A CBF trabalha, principalmente, com a possibilidade de contratar pela primeira vez na história um técnico estrangeiro. O alvo preferido é o italiano Carlo Ancelotti, do Real Madrid.

Segundo apuração de PLACAR, o presidente Ednaldo Rodrigues pode acionar pentacampeões mundiais como Ronaldo Fenômeno, Cafú, Roberto Carlos e Kaká para tentar convencer Carlo Ancelotti a deixar o clube espanhol. Pesa contra a investida uma nova longa espera pelo treinador, que caso aceitasse só assumiria o cargo após a disputa do novo Mundial de Clubes, entre junho e julho.

Quem são os técnicos com mais títulos na história do Real Madrid?

Ancelotti ao lado de Vinicius Júnior no Real Madrid; boa relação com brasileiros pode ajudar – Juanjo Martín/EFE

Ednaldo até admitiria um técnico tampão para jogar as partidas da 15 e 16ª rodada das Eliminatórias da Copa, da qual o Brasil atualmente ocupa a quarta colocação, com 21 pontos, dez a menos que a líder Argentina. A experiência ruim com Ramon Menezes e também nada agradável com Diniz podem fazer o cartola mudar de ideia.

De acordo com a ESPN, outro nome que ganhou força é o do português Jorge Jesus. Atualmente no Al-Hilal, o treinador já manifestou a pessoas próximas o interesse em dirigir o Brasil.

Na quinta-feira, 27, inclusive, chegou a pedir para o jornalista Venê Casagrande, do SBT, para transmitir mensagem de que ele não “tem nenhum problema com Neymar”, astro que deixou o time saudita com notícias sugerindo atrito entre as partes.

Jorge Jesus retornou ao comando do Al-Hilal em 2023 - Abdullah Mahdi/AFP

Jorge Jesus ainda tem contrato com o Hilal, onde chegou em 2023 – Abdullah Mahdi/AFP

De solução a indesejado

Apresentado oficialmente pela CBF em 11 janeiro de 2024, Dorival Júnior assumiu a seleção alicerçado por títulos e dois bons trabalhos consecutivos por Flamengo e São Paulo, onde conquistou duas vezes a Copa do Brasil e uma Libertadores da América.

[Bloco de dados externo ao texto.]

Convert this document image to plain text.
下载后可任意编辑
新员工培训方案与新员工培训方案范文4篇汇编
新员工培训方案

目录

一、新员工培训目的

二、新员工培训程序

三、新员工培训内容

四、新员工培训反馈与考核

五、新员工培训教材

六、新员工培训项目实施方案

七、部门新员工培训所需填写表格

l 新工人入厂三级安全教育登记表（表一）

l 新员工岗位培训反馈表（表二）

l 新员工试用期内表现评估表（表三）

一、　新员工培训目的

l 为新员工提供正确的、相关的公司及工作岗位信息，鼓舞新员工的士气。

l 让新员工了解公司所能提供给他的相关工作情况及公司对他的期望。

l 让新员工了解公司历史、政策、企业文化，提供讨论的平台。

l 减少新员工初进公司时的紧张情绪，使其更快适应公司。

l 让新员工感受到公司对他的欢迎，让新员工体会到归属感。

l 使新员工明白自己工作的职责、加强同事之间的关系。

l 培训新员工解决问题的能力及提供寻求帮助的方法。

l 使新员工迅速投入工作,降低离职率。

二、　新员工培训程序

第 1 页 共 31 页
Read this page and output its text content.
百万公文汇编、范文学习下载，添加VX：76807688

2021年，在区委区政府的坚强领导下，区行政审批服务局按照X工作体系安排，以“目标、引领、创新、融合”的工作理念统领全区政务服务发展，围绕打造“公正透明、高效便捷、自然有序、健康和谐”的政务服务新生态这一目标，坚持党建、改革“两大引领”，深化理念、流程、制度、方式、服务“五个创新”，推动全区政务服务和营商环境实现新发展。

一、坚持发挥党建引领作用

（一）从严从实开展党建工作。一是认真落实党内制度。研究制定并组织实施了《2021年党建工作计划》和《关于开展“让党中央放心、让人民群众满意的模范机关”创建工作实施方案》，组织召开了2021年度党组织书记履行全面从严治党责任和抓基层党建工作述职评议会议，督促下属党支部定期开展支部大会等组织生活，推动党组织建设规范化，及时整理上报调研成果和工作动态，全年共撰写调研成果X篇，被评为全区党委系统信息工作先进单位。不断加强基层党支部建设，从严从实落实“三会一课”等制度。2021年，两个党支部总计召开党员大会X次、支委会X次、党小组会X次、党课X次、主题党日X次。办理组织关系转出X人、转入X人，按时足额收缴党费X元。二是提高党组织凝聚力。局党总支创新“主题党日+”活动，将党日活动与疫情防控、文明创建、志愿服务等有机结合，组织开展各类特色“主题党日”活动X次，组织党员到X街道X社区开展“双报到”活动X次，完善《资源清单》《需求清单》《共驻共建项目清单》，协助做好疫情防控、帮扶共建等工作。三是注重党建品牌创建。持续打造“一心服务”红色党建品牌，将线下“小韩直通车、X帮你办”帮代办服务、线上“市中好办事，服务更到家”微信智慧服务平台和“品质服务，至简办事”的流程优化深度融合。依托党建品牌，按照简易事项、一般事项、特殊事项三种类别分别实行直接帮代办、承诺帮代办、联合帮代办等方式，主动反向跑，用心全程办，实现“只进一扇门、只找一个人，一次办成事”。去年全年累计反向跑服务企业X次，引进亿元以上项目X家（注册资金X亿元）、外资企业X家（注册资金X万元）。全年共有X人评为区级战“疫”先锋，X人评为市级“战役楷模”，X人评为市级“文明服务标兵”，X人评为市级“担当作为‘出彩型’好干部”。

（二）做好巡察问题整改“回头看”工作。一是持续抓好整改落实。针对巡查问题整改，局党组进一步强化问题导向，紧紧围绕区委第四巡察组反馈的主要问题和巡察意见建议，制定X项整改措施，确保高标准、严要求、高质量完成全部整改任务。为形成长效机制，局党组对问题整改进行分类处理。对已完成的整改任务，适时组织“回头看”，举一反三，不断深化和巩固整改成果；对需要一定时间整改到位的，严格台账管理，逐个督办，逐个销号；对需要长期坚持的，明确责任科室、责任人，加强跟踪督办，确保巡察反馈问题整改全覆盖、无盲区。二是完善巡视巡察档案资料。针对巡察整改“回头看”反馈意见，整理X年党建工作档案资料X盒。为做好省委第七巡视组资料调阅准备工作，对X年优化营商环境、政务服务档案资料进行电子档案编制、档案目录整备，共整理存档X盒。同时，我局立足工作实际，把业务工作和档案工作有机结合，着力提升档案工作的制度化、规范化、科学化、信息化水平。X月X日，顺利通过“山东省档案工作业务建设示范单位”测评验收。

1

Com contrato até a Copa de 2026, teve estreia elogiada pelo desempenho na vitória por 1 a 0 diante da Inglaterra e o empate por 3 a 3 contra a Espanha, ambos na Europa.

“A partir de agora não é a seleção do Dorival, é a seleção do povo brasileiro”, disse logo em sua primeira fala, prometendo reestabelecer a relação de proximidade entre torcedores e a amarelinha.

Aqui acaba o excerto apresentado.